Aslında o yöredeki yaygın türleri yetiştirmek yerine hızlı verim almak için ithal türlere yönelmenin GDO'lu ürün kullanmaktan farklı olmadığını düşünüyorum. Çünkü kafa karışıklığından dolayı GDO'nun ne olduğu bilinmiyor. GDO'lu ürün olarak hormonlu domatesler 
vb. televizyonlarda bolca gösteriliyor. Aslında GDO'lu ürünler, belli bir yöreye uyum sağlaması için genleriyle oynanmış ürünlerden başka bir şey değil. Örneğin kuraklığıa daha dayanıklı domates, şeker oranı yüksek şeker pancarı vs. 
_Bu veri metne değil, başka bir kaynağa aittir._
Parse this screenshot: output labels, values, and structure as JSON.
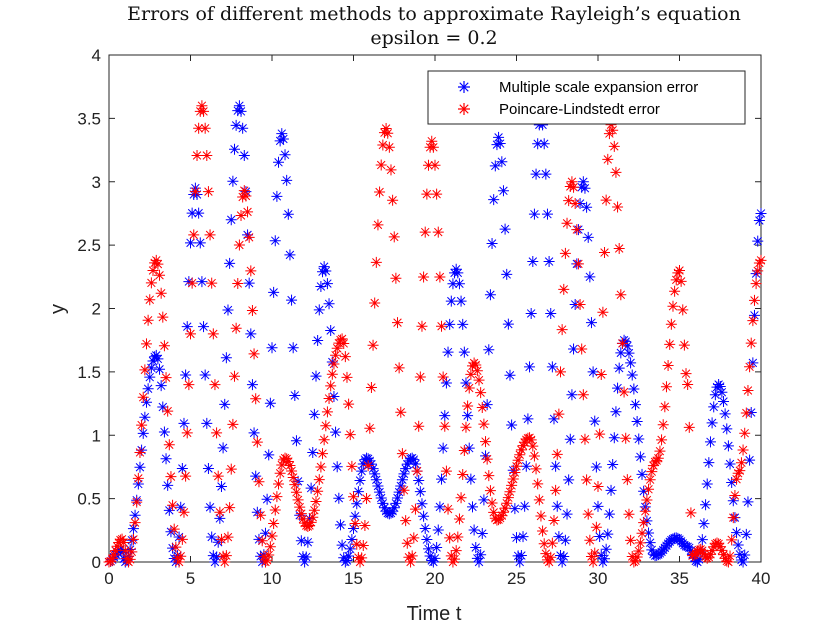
{
  "chart_data": {
    "type": "scatter",
    "title": "Errors of different methods to approximate Rayleigh’s equation",
    "subtitle": "epsilon = 0.2",
    "xlabel": "Time t",
    "ylabel": "y",
    "xlim": [
      0,
      40
    ],
    "ylim": [
      0,
      4
    ],
    "xticks": [
      0,
      5,
      10,
      15,
      20,
      25,
      30,
      35,
      40
    ],
    "yticks": [
      0,
      0.5,
      1,
      1.5,
      2,
      2.5,
      3,
      3.5,
      4
    ],
    "grid": false,
    "legend_location": "top-right",
    "marker": "*",
    "sample_step": 0.1,
    "series": [
      {
        "name": "Multiple scale expansion error",
        "color": "#0000ff",
        "extrema": [
          [
            0,
            0
          ],
          [
            0.7,
            0.1
          ],
          [
            1,
            0
          ],
          [
            2.9,
            1.63
          ],
          [
            4.1,
            0
          ],
          [
            5.3,
            2.95
          ],
          [
            6.5,
            0
          ],
          [
            8,
            3.6
          ],
          [
            9.4,
            0
          ],
          [
            10.6,
            3.38
          ],
          [
            12,
            0
          ],
          [
            13.2,
            2.33
          ],
          [
            14.5,
            0
          ],
          [
            15.8,
            0.82
          ],
          [
            17.2,
            0.38
          ],
          [
            18.6,
            0.82
          ],
          [
            19.9,
            0
          ],
          [
            21.3,
            2.31
          ],
          [
            22.7,
            0
          ],
          [
            23.9,
            3.35
          ],
          [
            25.2,
            0
          ],
          [
            26.5,
            3.5
          ],
          [
            27.8,
            0
          ],
          [
            29.1,
            3.0
          ],
          [
            30.3,
            0
          ],
          [
            31.6,
            1.75
          ],
          [
            33.5,
            0.05
          ],
          [
            34.8,
            0.19
          ],
          [
            35.5,
            0.12
          ],
          [
            36.1,
            0
          ],
          [
            37.4,
            1.4
          ],
          [
            38.9,
            0
          ],
          [
            40,
            2.75
          ]
        ]
      },
      {
        "name": "Poincare-Lindstedt error",
        "color": "#ff0000",
        "extrema": [
          [
            0,
            0
          ],
          [
            0.8,
            0.18
          ],
          [
            1.2,
            0
          ],
          [
            2.9,
            2.38
          ],
          [
            4.3,
            0
          ],
          [
            5.7,
            3.6
          ],
          [
            7.1,
            0
          ],
          [
            8.3,
            2.93
          ],
          [
            9.6,
            0
          ],
          [
            10.8,
            0.82
          ],
          [
            12.2,
            0.28
          ],
          [
            14.3,
            1.76
          ],
          [
            15.4,
            0
          ],
          [
            17,
            3.42
          ],
          [
            18.5,
            0
          ],
          [
            19.8,
            3.32
          ],
          [
            21.1,
            0
          ],
          [
            22.4,
            1.57
          ],
          [
            23.8,
            0.33
          ],
          [
            25.8,
            0.98
          ],
          [
            27,
            0
          ],
          [
            28.4,
            3.0
          ],
          [
            29.7,
            0
          ],
          [
            30.8,
            3.45
          ],
          [
            32.2,
            0
          ],
          [
            33.6,
            0.8
          ],
          [
            35,
            2.3
          ],
          [
            35.5,
            1.4
          ],
          [
            35.8,
            0.05
          ],
          [
            36.3,
            0.1
          ],
          [
            36.7,
            0.03
          ],
          [
            37.3,
            0.15
          ],
          [
            38,
            0
          ],
          [
            38.6,
            0.7
          ],
          [
            40,
            2.38
          ]
        ]
      }
    ]
  }
}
Bitki floraları milyonlarca yılda oluşan süreçler. Bir türü, bir başka bölgede yetiştirmek için uzun yıllar inceleme ve gözlem gerekir diye düşünüyorum. Ki Türkiye'de bunun yapıldığını düşünmüyorum. Birisi bir türü getiriyor bir kaç deneme yapıyor, iyi verim alırsa başlıyor pazarlamaya. 
Oysa yukarıda belirrtiğim gibi bu süreç çok uzun olmalı, denetim altına alınan alanlarda üretilerek ayrıntılı gözlemler yapılmalı. Bu yüzden herhangi bir yörenin orjinal türlerini korumak, onların gelişimini ve yaygınlaşmasını sağlamak daha yaralıdır diye düşünüyorum. Böylelikle daha sağlıklı, dayanıklı ve ağaç başına verimi yüksek bahçeler kurmuş oluruz.